T1−T4 dorsal root ganglia (DRG) transient receptor potential ankyrin 1 (TRPA1) expression in sham and chronic heart failure (CHF) rats. A: immunofluorescence images of T1−T4 DRG in a sham and CHF rat 10 wk postmyocardial infarction (MI)/sham surgery. Arrows in the merged image mark colocalization of TRPA1 and IB4 in two fibers. Triangles mark colocalization of TRPA1 and NF200 in two fibers. B: sham-normalized Western blots for TRPA1 in T1−T4 DRG in sham and MI rats from 1, 3–4, 6–8, and 10–12 wk post-MI. MI size is listed below as a percentage of left ventricular surface ± SE. C: sham-normalized TRPA1/β-actin mRNA levels in T1−T4 DRG. *P < 0.05 by a Mann-Whitney rank-sum test.

Fig. 5.

Transient receptor potential ankyrin 1 (TRPA1) protein in dorsal root ganglia (DRG) cell culture models of inflammation.

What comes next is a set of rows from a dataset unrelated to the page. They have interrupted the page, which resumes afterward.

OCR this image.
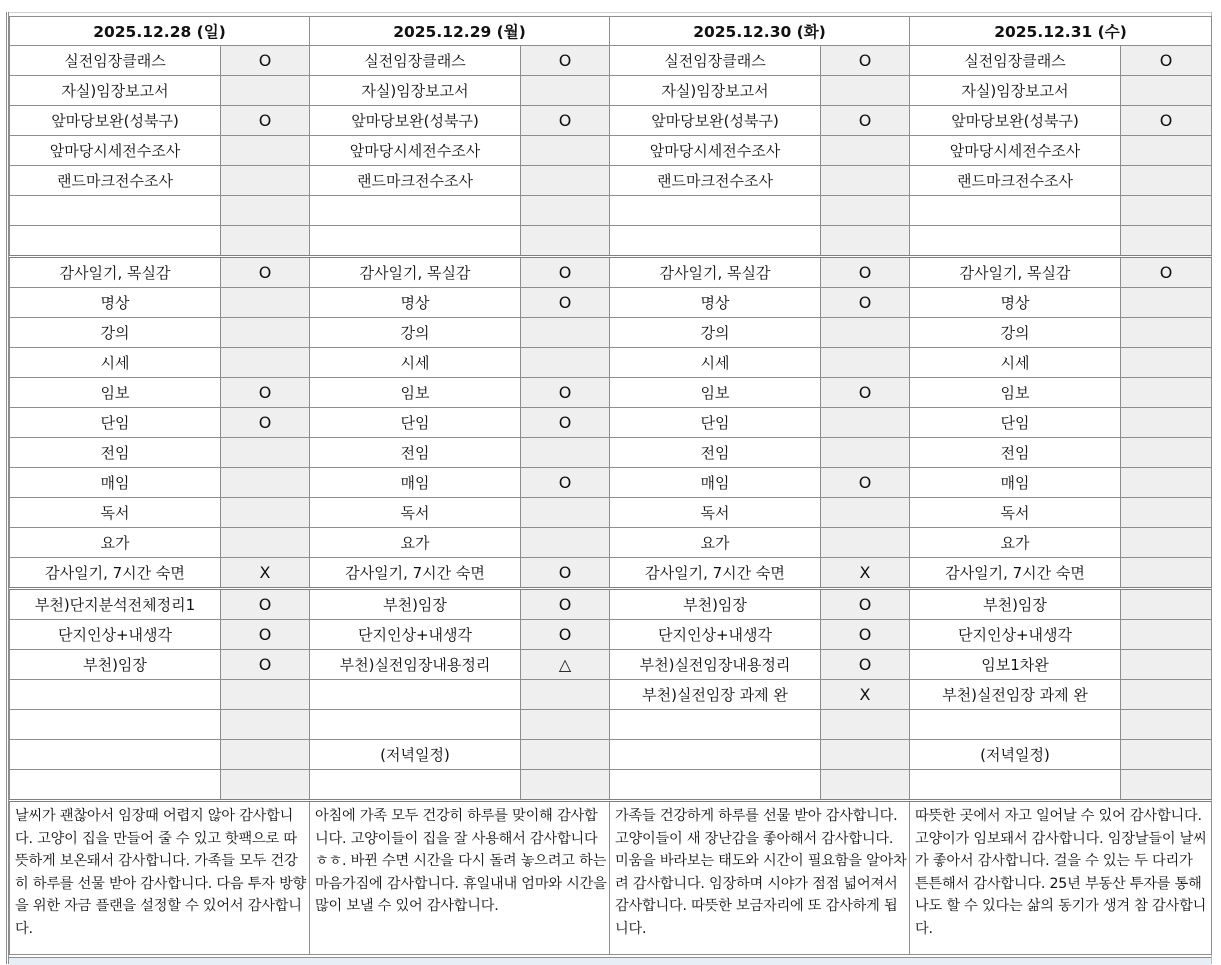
2025.12.28 (일)		2025.12.29 (월)		2025.12.30 (화)		2025.12.31 (수)	
실전임장클래스	O	실전임장클래스	O	실전임장클래스	O	실전임장클래스	O
자실)임장보고서		자실)임장보고서		자실)임장보고서		자실)임장보고서	
앞마당보완(성북구)	O	앞마당보완(성북구)	O	앞마당보완(성북구)	O	앞마당보완(성북구)	O
앞마당시세전수조사		앞마당시세전수조사		앞마당시세전수조사		앞마당시세전수조사	
랜드마크전수조사		랜드마크전수조사		랜드마크전수조사		랜드마크전수조사	

감사일기, 목실감	O	감사일기, 목실감	O	감사일기, 목실감	O	감사일기, 목실감	O
명상		명상	O	명상	O	명상	
강의		강의		강의		강의	
시세		시세		시세		시세	
임보	O	임보	O	임보	O	임보	
단임	O	단임	O	단임		단임	
전임		전임		전임		전임	
매임		매임	O	매임	O	매임	
독서		독서		독서		독서	
요가		요가		요가		요가	
감사일기, 7시간 숙면	X	감사일기, 7시간 숙면	O	감사일기, 7시간 숙면	X	감사일기, 7시간 숙면	
부천)단지분석전체정리1	O	부천)임장	O	부천)임장	O	부천)임장	
단지인상+내생각	O	단지인상+내생각	O	단지인상+내생각	O	단지인상+내생각	
부천)임장	O	부천)실전임장내용정리	△	부천)실전임장내용정리	O	임보1차완	
				부천)실전임장 과제 완	X	부천)실전임장 과제 완	

		(저녁일정)				(저녁일정)	

날씨가 괜찮아서 임장때 어렵지 않아 감사합니다. 고양이 집을 만들어 줄 수 있고 핫팩으로 따뜻하게 보온돼서 감사합니다. 가족들 모두 건강히 하루를 선물 받아 감사합니다. 다음 투자 방향을 위한 자금 플랜을 설정할 수 있어서 감사합니다.		아침에 가족 모두 건강히 하루를 맞이해 감사합니다. 고양이들이 집을 잘 사용해서 감사합니다ㅎㅎ. 바뀐 수면 시간을 다시 돌려 놓으려고 하는 마음가짐에 감사합니다. 휴일내내 엄마와 시간을 많이 보낼 수 있어 감사합니다.		가족들 건강하게 하루를 선물 받아 감사합니다. 고양이들이 새 장난감을 좋아해서 감사합니다. 미움을 바라보는 태도와 시간이 필요함을 알아차려 감사합니다. 임장하며 시야가 점점 넓어져서 감사합니다. 따뜻한 보금자리에 또 감사하게 됩니다.		따뜻한 곳에서 자고 일어날 수 있어 감사합니다. 고양이가 임보돼서 감사합니다. 임장날들이 날씨가 좋아서 감사합니다. 걸을 수 있는 두 다리가 튼튼해서 감사합니다. 25년 부동산 투자를 통해 나도 할 수 있다는 삶의 동기가 생겨 참 감사합니다.	
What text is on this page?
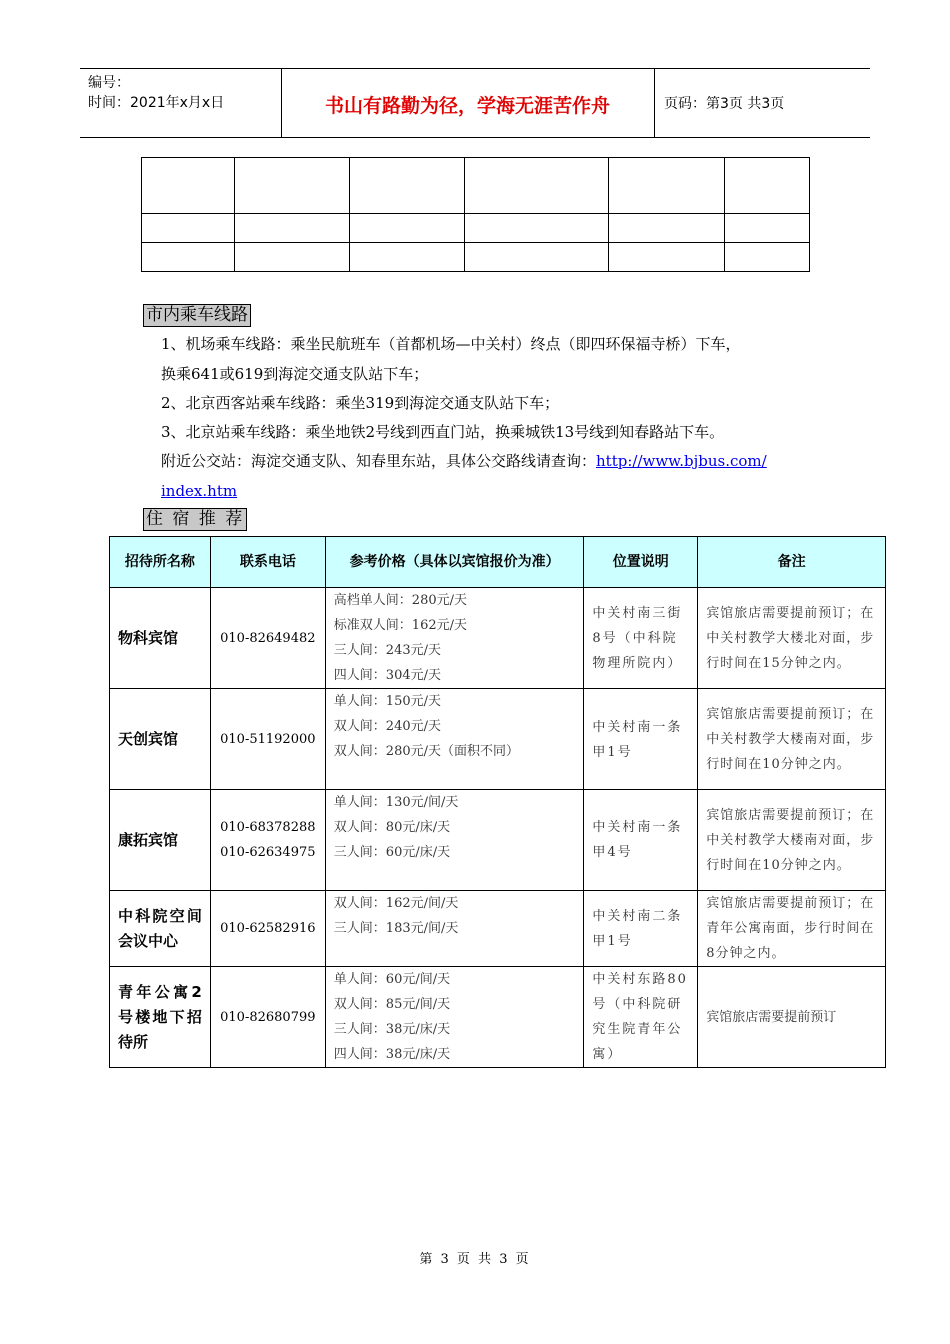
编号：
时间：2021年x月x日	书山有路勤为径，学海无涯苦作舟	页码：第3页 共3页

市内乘车线路
1、机场乘车线路：乘坐民航班车（首都机场—中关村）终点（即四环保福寺桥）下车，
换乘641或619到海淀交通支队站下车；
2、北京西客站乘车线路：乘坐319到海淀交通支队站下车；
3、北京站乘车线路：乘坐地铁2号线到西直门站，换乘城铁13号线到知春路站下车。
附近公交站：海淀交通支队、知春里东站，具体公交路线请查询：http://www.bjbus.com/
index.htm
住 宿 推 荐
招待所名称	联系电话	参考价格（具体以宾馆报价为准）	位置说明	备注
物科宾馆	010-82649482	高档单人间：280元/天
标准双人间：162元/天
三人间：243元/天
四人间：304元/天	中关村南三街8号（中科院物理所院内）	宾馆旅店需要提前预订；在中关村教学大楼北对面，步行时间在15分钟之内。
天创宾馆	010-51192000	单人间：150元/天
双人间：240元/天
双人间：280元/天（面积不同）	中关村南一条甲1号	宾馆旅店需要提前预订；在中关村教学大楼南对面，步行时间在10分钟之内。
康拓宾馆	010-68378288
010-62634975	单人间：130元/间/天
双人间：80元/床/天
三人间：60元/床/天	中关村南一条甲4号	宾馆旅店需要提前预订；在中关村教学大楼南对面，步行时间在10分钟之内。
中科院空间会议中心	010-62582916	双人间：162元/间/天
三人间：183元/间/天	中关村南二条甲1号	宾馆旅店需要提前预订；在青年公寓南面，步行时间在8分钟之内。
青年公寓2号楼地下招待所	010-82680799	单人间：60元/间/天
双人间：85元/间/天
三人间：38元/床/天
四人间：38元/床/天	中关村东路80号（中科院研究生院青年公寓）	宾馆旅店需要提前预订
第 3 页 共 3 页
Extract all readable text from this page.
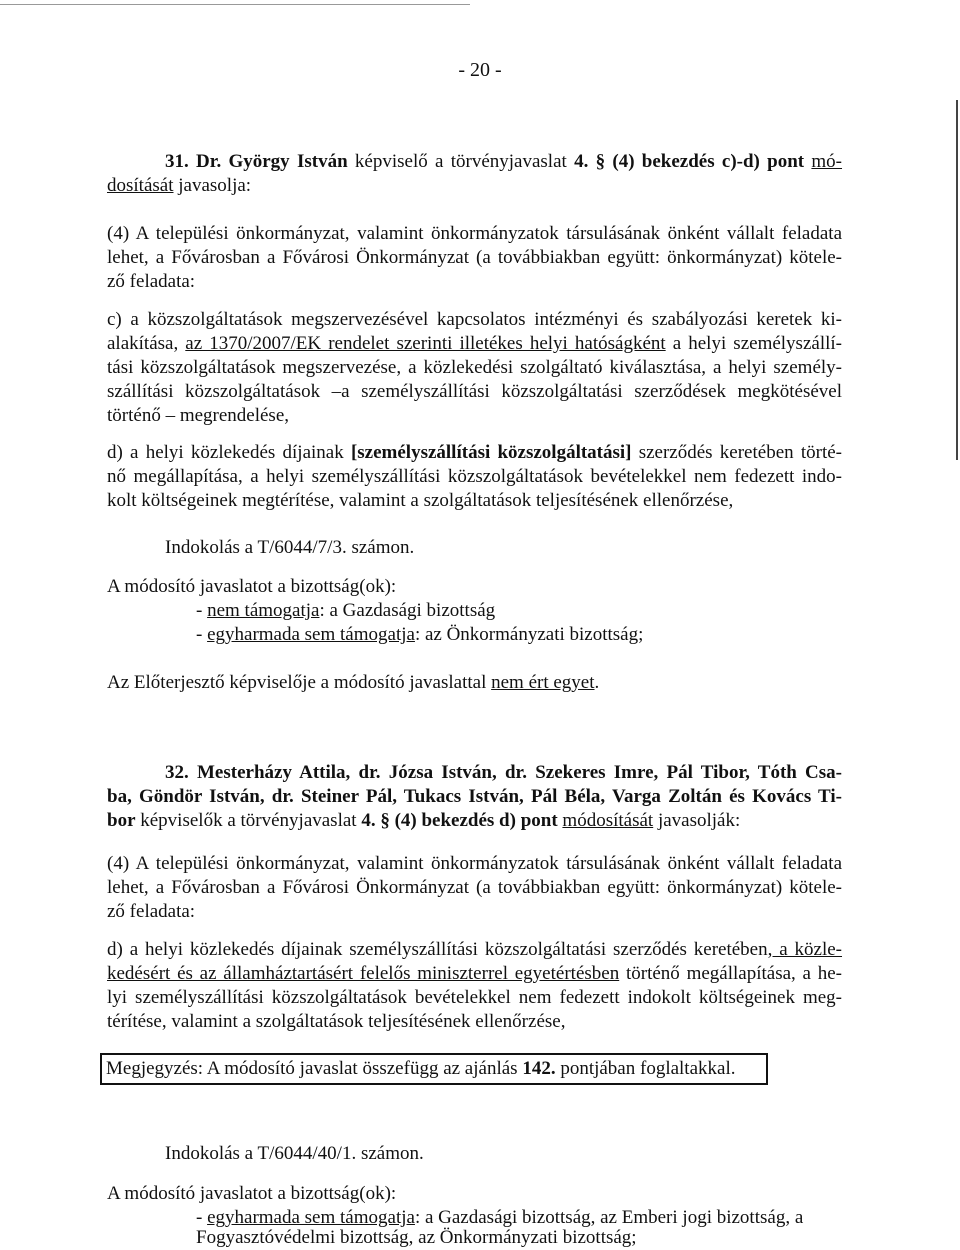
- 20 -
31. Dr. György István képviselő a törvényjavaslat 4. § (4) bekezdés c)-d) pont mó-
dosítását javasolja:
(4) A települési önkormányzat, valamint önkormányzatok társulásának önként vállalt feladata
lehet, a Fővárosban a Fővárosi Önkormányzat (a továbbiakban együtt: önkormányzat) kötele-
ző feladata:
c) a közszolgáltatások megszervezésével kapcsolatos intézményi és szabályozási keretek ki-
alakítása, az 1370/2007/EK rendelet szerinti illetékes helyi hatóságként a helyi személyszállí-
tási közszolgáltatások megszervezése, a közlekedési szolgáltató kiválasztása, a helyi személy-
szállítási közszolgáltatások –a személyszállítási közszolgáltatási szerződések megkötésével
történő – megrendelése,
d) a helyi közlekedés díjainak [személyszállítási közszolgáltatási] szerződés keretében törté-
nő megállapítása, a helyi személyszállítási közszolgáltatások bevételekkel nem fedezett indo-
kolt költségeinek megtérítése, valamint a szolgáltatások teljesítésének ellenőrzése,
Indokolás a T/6044/7/3. számon.
A módosító javaslatot a bizottság(ok):
- nem támogatja: a Gazdasági bizottság
- egyharmada sem támogatja: az Önkormányzati bizottság;
Az Előterjesztő képviselője a módosító javaslattal nem ért egyet.
32. Mesterházy Attila, dr. Józsa István, dr. Szekeres Imre, Pál Tibor, Tóth Csa-
ba, Göndör István, dr. Steiner Pál, Tukacs István, Pál Béla, Varga Zoltán és Kovács Ti-
bor képviselők a törvényjavaslat 4. § (4) bekezdés d) pont módosítását javasolják:
(4) A települési önkormányzat, valamint önkormányzatok társulásának önként vállalt feladata
lehet, a Fővárosban a Fővárosi Önkormányzat (a továbbiakban együtt: önkormányzat) kötele-
ző feladata:
d) a helyi közlekedés díjainak személyszállítási közszolgáltatási szerződés keretében, a közle-
kedésért és az államháztartásért felelős miniszterrel egyetértésben történő megállapítása, a he-
lyi személyszállítási közszolgáltatások bevételekkel nem fedezett indokolt költségeinek meg-
térítése, valamint a szolgáltatások teljesítésének ellenőrzése,
Megjegyzés: A módosító javaslat összefügg az ajánlás 142. pontjában foglaltakkal.
Indokolás a T/6044/40/1. számon.
A módosító javaslatot a bizottság(ok):
- egyharmada sem támogatja: a Gazdasági bizottság, az Emberi jogi bizottság, a
Fogyasztóvédelmi bizottság, az Önkormányzati bizottság;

A–D: Western blot analysis for TRPA1 from a cell culture of DRG cells (50B11 rat line) under normal conditions (control) and with exposure to the proinflammatory cytokines IL-6 (A), IL-1β (B), and TNF-α (C) or a cocktail of all three combined (D). *P > 0.05 between control and the respective cytokine group for all four cell culture experiments by a Mann-Whitney rank-sum test.

Fig. 6.

Transient receptor potential ankyrin 1 (TRPA1) protein in a dorsal root ganglia (DRG) cell culture model of tissue ischemia. A and B: hypoxia-inducible factor (HIF)-1α (A) and TRPA1 (B) protein expression in a DRG cell culture (50B11 DRG rat cell line) grown under normoxic and simulated tissue ischemia (hypoxic) conditions. *P < 0.05 by a Mann-Whitney rank-sum test.